On the race, he said: "It was fantastic. It went a lot better than I thought. The crowd were fantastic, they definitely pushed me on.
"I nearly cried coming through the line."
Bushell will go for a second gold in the 200m, but admitted this was the title he had been craving, saying: "This is my stronger event. This is the one I wanted."
Ireland's Michael McKillop sealed his status as the world's greatest Paralympic middle-distance runner by making it double gold in London.
The 22-year-old, who has cerebral palsy, obliterated the opposition to claim the most convincing of victories in the T37 1500 metres.

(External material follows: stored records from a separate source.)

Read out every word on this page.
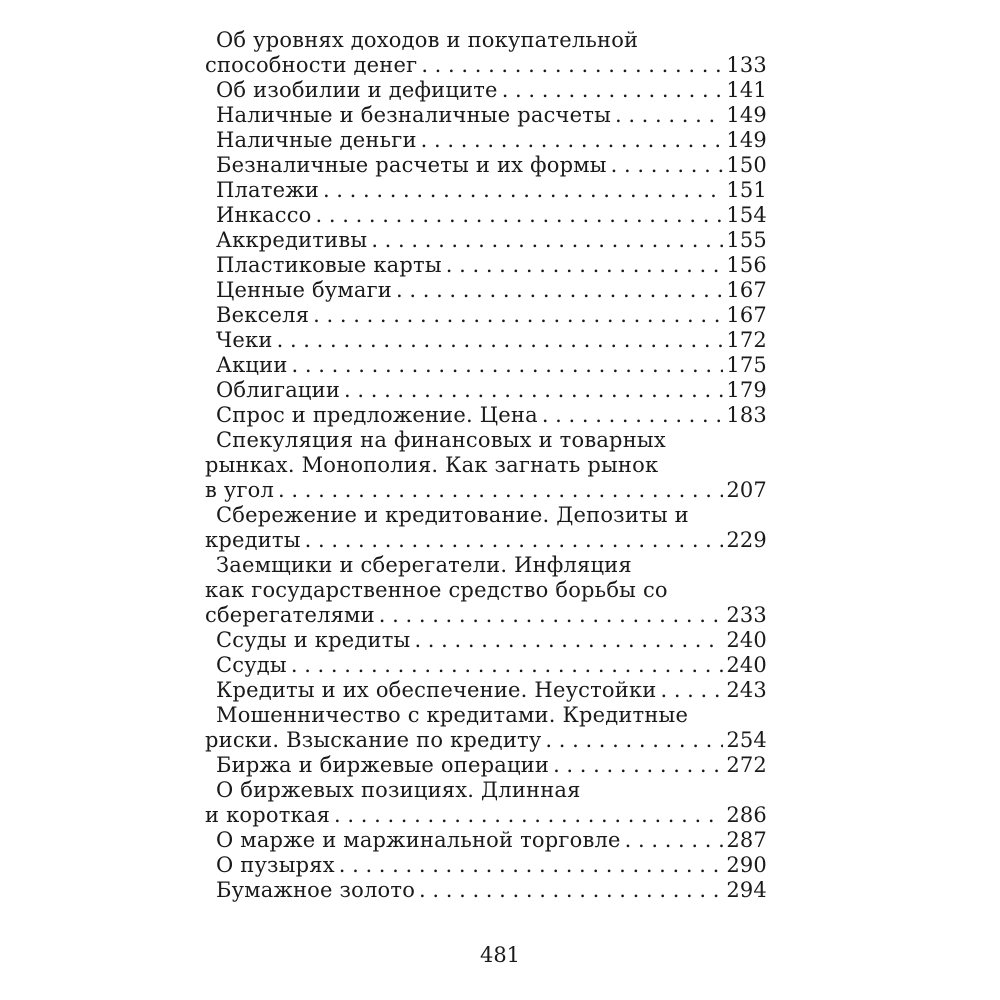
Об уровнях доходов и покупательной
способности денег . . .	133
Об изобилии и дефиците . . .	141
Наличные и безналичные расчеты . . .	149
Наличные деньги . . .	149
Безналичные расчеты и их формы . . .	150
Платежи . . .	151
Инкассо . . .	154
Аккредитивы . . .	155
Пластиковые карты . . .	156
Ценные бумаги . . .	167
Векселя . . .	167
Чеки . . .	172
Акции . . .	175
Облигации . . .	179
Спрос и предложение. Цена . . .	183
Спекуляция на финансовых и товарных
рынках. Монополия. Как загнать рынок
в угол . . .	207
Сбережение и кредитование. Депозиты и
кредиты . . .	229
Заемщики и сберегатели. Инфляция
как государственное средство борьбы со
сберегателями . . .	233
Ссуды и кредиты . . .	240
Ссуды . . .	240
Кредиты и их обеспечение. Неустойки . . .	243
Мошенничество с кредитами. Кредитные
риски. Взыскание по кредиту . . .	254
Биржа и биржевые операции . . .	272
О биржевых позициях. Длинная
и короткая . . .	286
О марже и маржинальной торговле . . .	287
О пузырях . . .	290
Бумажное золото . . .	294
481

He had a season's best coming into the race more than 20 seconds faster than the next quickest in the field and it proved as comprehensive on the track as it looked on paper.
Content to sit behind Australia's Brad Scott early on, he passed him before stretching clear from way out, already acknowledging the applause of the crowd as he came off the final bend.
His times of four minutes 08.11 seconds was a new Paralympic record and more than six seconds ahead of Scott.
Great Britain's Dean Miller, who had been a medal contender, finished seventh.
McKillop's success came two days after he landed 800m gold in equally emphatic fashion.
And it took Ireland's gold medal total in the Olympic Stadium to three, sprinter Jason Smyth having started the ball rolling.
"It was unreal to come back and try and win the 1500m," McKillop said. "It wasn't in Beijing so to get the chance to run it in London was great because 1500m is my preferred event.
"It's very hard [to do both], but with all the training I have done, I've put in the hard work for months and years and to stand on the starting line and race in the 800 and 1500m in a class that I'm at the top of is an honour. Getting the chance tonight to do it was unbelievable."
Forty-nine-year-old Stephen Osborne, a qualified carpenter who only turned to wheelchair racing last year, came fifth in the T51 100m.
The Kent athlete, the oldest competitor in the eight-strong field which had a combined age of 309, clocked 23.40s.
Osborne, competing in his first Games, looked rather bemused by the roar which greeted his introduction to the crowd, but held his form well in the closing stages to come 0.43 behind third place. Ireland's John McCarthy, 38, finished in seventh.